13 Mar 2024 | Yupeng Zheng1,2*, Xiang Li3*, Pengfei Li3, Yuhang Zheng3, Bu Jin1,2, Chengliang Zhong3, Xiaoxiao Long4†, Hao Zhao3, and Qichao Zhang1,2†
**MonoOcc: Digging into Monocular Semantic Occupancy Prediction**
Monocular Semantic Occupancy Prediction aims to infer the complete 3D geometry and semantic information of scenes from 2D images, which is crucial for enhancing 3D perception in autonomous vehicles. However, existing methods often rely on complex cascaded frameworks with limited information, leading to suboptimal performance, especially for small and long-tailed objects. To address these issues, the authors propose MonoOcc, which includes several key innovations:
1. **Image-Conditioned Cross-Attention Module**: This module refines voxel features by incorporating visual clues from image features, improving the accuracy of depth estimation.
2. **2D Semantic Auxiliary Loss**: This loss function provides deep supervision to the shallow layers of the framework, facilitating better optimization.
3. **Privileged Branch**: This branch uses a pre-trained large image backbone and a Cross View Transformer to enhance temporal view features, providing richer visual information.
4. **Distillation Module**: This module transfers knowledge from the privileged branch to the monocular branch, improving performance while maintaining efficiency.
The proposed method achieves state-of-the-art performance on the SemanticKITTI benchmark, outperforming existing methods in terms of mIoU, particularly for small and long-tailed objects. The authors also provide detailed experimental results and ablation studies to validate the effectiveness of each component.**MonoOcc: Digging into Monocular Semantic Occupancy Prediction**
Monocular Semantic Occupancy Prediction aims to infer the complete 3D geometry and semantic information of scenes from 2D images, which is crucial for enhancing 3D perception in autonomous vehicles. However, existing methods often rely on complex cascaded frameworks with limited information, leading to suboptimal performance, especially for small and long-tailed objects. To address these issues, the authors propose MonoOcc, which includes several key innovations:
1. **Image-Conditioned Cross-Attention Module**: This module refines voxel features by incorporating visual clues from image features, improving the accuracy of depth estimation.
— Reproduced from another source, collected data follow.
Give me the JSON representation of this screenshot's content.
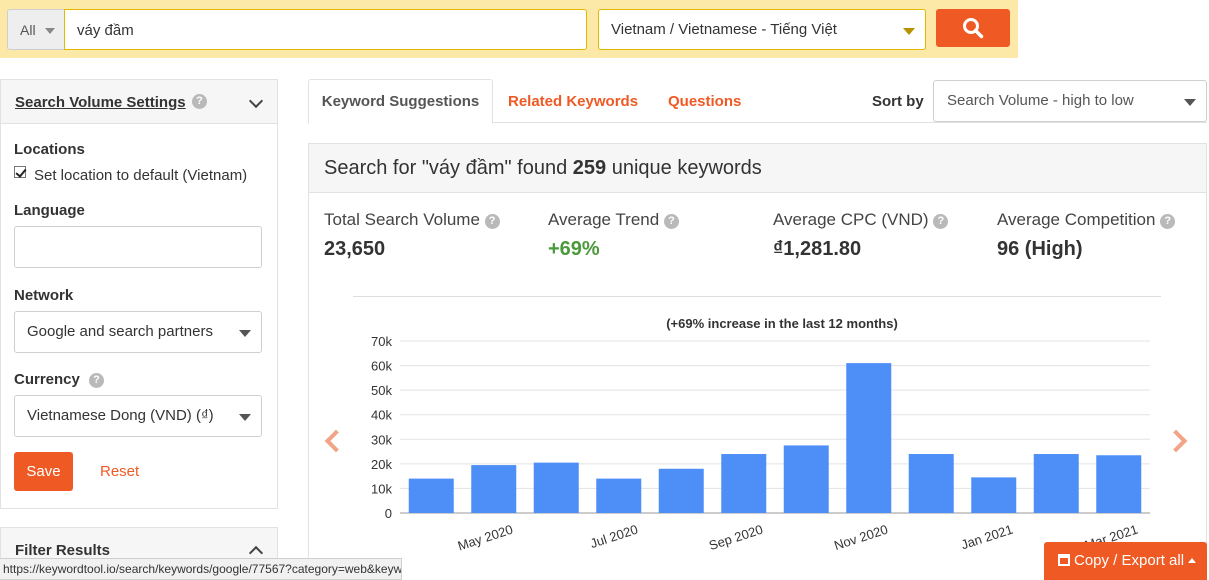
{
  "search": {
    "scope": "All",
    "query": "váy đầm",
    "language": "Vietnam / Vietnamese - Tiếng Việt"
  },
  "sidebar": {
    "title": "Search Volume Settings",
    "locations_label": "Locations",
    "location_default_label": "Set location to default (Vietnam)",
    "location_default_checked": true,
    "language_label": "Language",
    "language_value": "",
    "network_label": "Network",
    "network_value": "Google and search partners",
    "currency_label": "Currency",
    "currency_value": "Vietnamese Dong (VND) (₫)",
    "save_label": "Save",
    "reset_label": "Reset",
    "filter_title": "Filter Results"
  },
  "tabs": {
    "items": [
      "Keyword Suggestions",
      "Related Keywords",
      "Questions"
    ],
    "active": "Keyword Suggestions",
    "sort_label": "Sort by",
    "sort_value": "Search Volume - high to low"
  },
  "results": {
    "prefix": "Search for \"váy đầm\" found ",
    "count": "259",
    "suffix": " unique keywords",
    "stats": [
      {
        "label": "Total Search Volume",
        "value": "23,650"
      },
      {
        "label": "Average Trend",
        "value": "+69%"
      },
      {
        "label": "Average CPC (VND)",
        "value": "₫1,281.80"
      },
      {
        "label": "Average Competition",
        "value": "96 (High)"
      }
    ]
  },
  "chart_data": {
    "type": "bar",
    "title": "(+69% increase in the last 12 months)",
    "categories": [
      "Apr 2020",
      "May 2020",
      "Jun 2020",
      "Jul 2020",
      "Aug 2020",
      "Sep 2020",
      "Oct 2020",
      "Nov 2020",
      "Dec 2020",
      "Jan 2021",
      "Feb 2021",
      "Mar 2021"
    ],
    "x_tick_labels": [
      "May 2020",
      "Jul 2020",
      "Sep 2020",
      "Nov 2020",
      "Jan 2021",
      "Mar 2021"
    ],
    "values": [
      14000,
      19500,
      20500,
      14000,
      18000,
      24000,
      27500,
      61000,
      24000,
      14500,
      24000,
      23500
    ],
    "y_ticks": [
      "0",
      "10k",
      "20k",
      "30k",
      "40k",
      "50k",
      "60k",
      "70k"
    ],
    "ylim": [
      0,
      70000
    ],
    "bar_color": "#4e8ef7",
    "grid": true
  },
  "statusbar": {
    "url": "https://keywordtool.io/search/keywords/google/77567?category=web&keyw..."
  },
  "export": {
    "label": "Copy / Export all"
  },
  "colors": {
    "accent": "#ef5a24",
    "topbar": "#fce9a7",
    "trend_positive": "#4a9a3a"
  }
}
2. **2D Semantic Auxiliary Loss**: This loss function provides deep supervision to the shallow layers of the framework, facilitating better optimization.
3. **Privileged Branch**: This branch uses a pre-trained large image backbone and a Cross View Transformer to enhance temporal view features, providing richer visual information.
4. **Distillation Module**: This module transfers knowledge from the privileged branch to the monocular branch, improving performance while maintaining efficiency.
The proposed method achieves state-of-the-art performance on the SemanticKITTI benchmark, outperforming existing methods in terms of mIoU, particularly for small and long-tailed objects. The authors also provide detailed experimental results and ablation studies to validate the effectiveness of each component.